Un egregio seguidor de la norma del filósofo, filólogo, gramático, poeta, historiador y anticuario Marco Terencio Varrón fue Immanuel Kant. En 1783, Kant se compró una casa. En su comedor empezó a recibir a un selecto catálogo de comensales —banqueros, políticos, médicos, abogados, filósofos, comerciantes y estudiantes—. Como no soportaba que la conversación decayera, desplegaba un abanico de temas que no incluían la filosofía. En cuanto al número de invitados, aplicaba la norma de Varrón.

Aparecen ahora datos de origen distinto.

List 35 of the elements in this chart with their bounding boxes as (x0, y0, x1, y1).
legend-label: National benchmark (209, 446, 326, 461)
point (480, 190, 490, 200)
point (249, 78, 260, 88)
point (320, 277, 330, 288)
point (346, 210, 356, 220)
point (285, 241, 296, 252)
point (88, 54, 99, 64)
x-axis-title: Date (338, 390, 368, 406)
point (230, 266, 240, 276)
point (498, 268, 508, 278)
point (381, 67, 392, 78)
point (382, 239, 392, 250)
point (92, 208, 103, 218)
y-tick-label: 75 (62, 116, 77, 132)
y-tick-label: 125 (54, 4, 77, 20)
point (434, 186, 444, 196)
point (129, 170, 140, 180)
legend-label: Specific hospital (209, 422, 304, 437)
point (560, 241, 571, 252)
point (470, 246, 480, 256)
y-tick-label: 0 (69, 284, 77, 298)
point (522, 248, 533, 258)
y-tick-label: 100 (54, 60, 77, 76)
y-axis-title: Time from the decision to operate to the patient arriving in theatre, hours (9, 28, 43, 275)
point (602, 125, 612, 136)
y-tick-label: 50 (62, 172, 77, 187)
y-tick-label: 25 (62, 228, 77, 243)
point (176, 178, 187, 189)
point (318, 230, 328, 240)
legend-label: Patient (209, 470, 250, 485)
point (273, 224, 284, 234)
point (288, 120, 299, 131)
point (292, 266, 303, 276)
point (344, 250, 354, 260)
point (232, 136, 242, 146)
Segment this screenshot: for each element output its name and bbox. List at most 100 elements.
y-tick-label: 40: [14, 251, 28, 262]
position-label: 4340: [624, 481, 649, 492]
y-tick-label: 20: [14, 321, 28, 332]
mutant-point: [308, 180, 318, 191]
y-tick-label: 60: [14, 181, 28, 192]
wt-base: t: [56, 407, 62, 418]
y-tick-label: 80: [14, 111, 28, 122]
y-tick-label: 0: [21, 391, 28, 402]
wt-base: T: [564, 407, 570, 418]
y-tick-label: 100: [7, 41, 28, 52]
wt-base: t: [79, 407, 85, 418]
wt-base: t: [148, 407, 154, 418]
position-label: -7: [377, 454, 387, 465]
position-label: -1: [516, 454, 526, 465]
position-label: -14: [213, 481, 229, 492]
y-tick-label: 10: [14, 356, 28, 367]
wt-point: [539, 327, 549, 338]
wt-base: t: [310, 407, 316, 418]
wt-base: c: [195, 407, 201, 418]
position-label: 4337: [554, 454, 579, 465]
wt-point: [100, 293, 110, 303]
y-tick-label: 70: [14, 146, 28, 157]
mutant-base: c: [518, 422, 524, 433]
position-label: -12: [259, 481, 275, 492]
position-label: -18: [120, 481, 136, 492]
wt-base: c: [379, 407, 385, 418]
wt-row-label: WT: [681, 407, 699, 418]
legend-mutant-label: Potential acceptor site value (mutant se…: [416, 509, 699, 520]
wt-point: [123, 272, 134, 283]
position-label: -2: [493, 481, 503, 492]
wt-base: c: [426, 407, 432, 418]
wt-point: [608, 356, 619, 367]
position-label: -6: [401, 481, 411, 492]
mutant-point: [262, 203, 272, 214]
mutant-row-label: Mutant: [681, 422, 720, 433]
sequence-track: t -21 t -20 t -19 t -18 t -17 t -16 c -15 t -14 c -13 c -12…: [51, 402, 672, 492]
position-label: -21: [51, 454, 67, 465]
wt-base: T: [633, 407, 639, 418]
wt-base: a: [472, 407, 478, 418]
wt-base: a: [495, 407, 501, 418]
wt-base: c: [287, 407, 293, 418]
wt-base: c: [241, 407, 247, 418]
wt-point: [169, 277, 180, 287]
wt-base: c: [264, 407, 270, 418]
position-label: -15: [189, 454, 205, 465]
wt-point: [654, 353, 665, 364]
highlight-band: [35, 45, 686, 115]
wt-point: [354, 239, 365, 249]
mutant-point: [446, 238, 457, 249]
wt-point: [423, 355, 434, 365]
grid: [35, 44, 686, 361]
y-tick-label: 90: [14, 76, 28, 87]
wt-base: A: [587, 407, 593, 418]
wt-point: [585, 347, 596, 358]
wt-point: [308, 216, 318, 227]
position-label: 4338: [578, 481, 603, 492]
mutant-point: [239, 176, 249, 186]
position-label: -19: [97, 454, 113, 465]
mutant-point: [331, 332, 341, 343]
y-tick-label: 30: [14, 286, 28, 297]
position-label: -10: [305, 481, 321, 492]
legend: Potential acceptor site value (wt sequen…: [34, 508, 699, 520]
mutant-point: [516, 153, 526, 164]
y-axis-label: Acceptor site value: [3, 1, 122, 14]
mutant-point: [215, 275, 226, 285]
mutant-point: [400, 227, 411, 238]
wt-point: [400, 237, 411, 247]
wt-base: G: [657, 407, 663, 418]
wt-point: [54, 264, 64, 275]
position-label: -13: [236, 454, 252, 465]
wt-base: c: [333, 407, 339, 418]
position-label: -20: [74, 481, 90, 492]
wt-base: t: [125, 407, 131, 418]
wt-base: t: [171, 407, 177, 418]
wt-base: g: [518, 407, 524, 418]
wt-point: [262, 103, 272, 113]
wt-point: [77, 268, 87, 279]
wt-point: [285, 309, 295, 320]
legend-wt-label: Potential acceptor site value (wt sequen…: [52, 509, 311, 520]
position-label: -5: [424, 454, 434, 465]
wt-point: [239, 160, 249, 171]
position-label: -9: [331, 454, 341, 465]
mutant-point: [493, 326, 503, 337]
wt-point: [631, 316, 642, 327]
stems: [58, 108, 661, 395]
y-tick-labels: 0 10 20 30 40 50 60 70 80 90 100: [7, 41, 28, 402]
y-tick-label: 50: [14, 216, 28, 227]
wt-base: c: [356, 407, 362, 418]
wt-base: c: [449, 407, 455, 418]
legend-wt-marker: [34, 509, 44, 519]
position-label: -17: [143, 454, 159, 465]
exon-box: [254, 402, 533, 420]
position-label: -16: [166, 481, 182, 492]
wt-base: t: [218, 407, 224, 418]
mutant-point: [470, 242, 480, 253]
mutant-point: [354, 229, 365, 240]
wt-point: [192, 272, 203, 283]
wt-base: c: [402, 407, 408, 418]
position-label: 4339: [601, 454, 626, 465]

Un médico invitado a la mesa de Kant dice que los ojos del filósofo «irradiaban con especial fulgor cuando los elevaba después de un instante de reflexión y le dirigía la palabra a alguien. Era como si una luz serena se extendiera sobre sus palabras y lo iluminase todo». Así reforzaba los lazos con sus invitados, que se convertían en amigos. Aquellos banquetes kantianos se alargaban en sobremesas, más que prusianas, españolas. En alguna, encendido por la comida y el vino y arropado por sus admiradores, sentenció: «La amistad es como el café, que una vez frío ya no sabe igual, aunque se recaliente».